How to Properly Walk on Ice & Not Fall Down [Video]
Yeah, I know, it sounds simple enough, but there are actually some things you need to remember before heading outside and adventuring onto the ice so you don't slip and fall.
Even as we were filming this video the street was getting very slippery. The compacted snow had a nasty layer of mist on top; I had a hard time standing straight up recording this!
I grew up in North Dakota where walking on ice was a part of life. But in these parts, it's just not something you do very often. Here are a few tips.

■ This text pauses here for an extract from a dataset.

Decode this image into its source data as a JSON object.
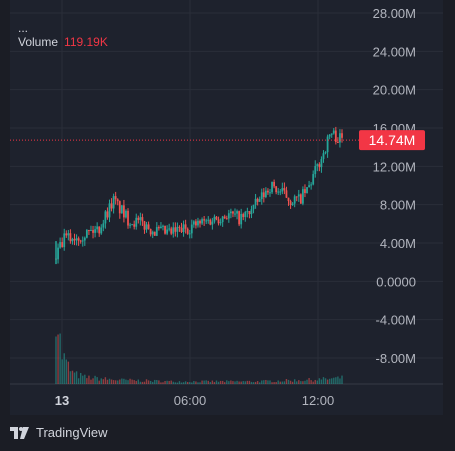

First of all, where the proper shoes. Tennis shoes or hiking boots are best. Cowboy boots with the slick hard bottom are an accident waiting to happen, so are women's high heels and dress shoes. If you need to wear them out, take them with you and change at the venue. It's just not worth biffing it on the ice for the sake of fashion.
Next, walk slowly and keep your hands out of your pockets. This is the biggest mistake people make. Get some gloves and keep your hands out for balance. Bend slightly at the knee and slow down. You might look silly, but trust me it's better than a broken tailbone.
Looks can be deceiving. A little snow on top of the ice is where most people slip, you can't see the ice and boom, down you go.
I'm stating the obvious here, but try to stay off the ice in the first place if an all possible. Take the long way around to your car or wherever you're going. Avoid walking by the rain spouts on a building, too. There always seems to be extra layers of ice around those from the melting rooftops.
Take it from me, someone who's fallen more times than I can count: the minute you think you know what you're doing or that it's safe, you will fall. I've broken an ankle and been on crutches from jumping across a small snow bank; falling can happen in the blink of an eye.
Safe driving and walking this winter season!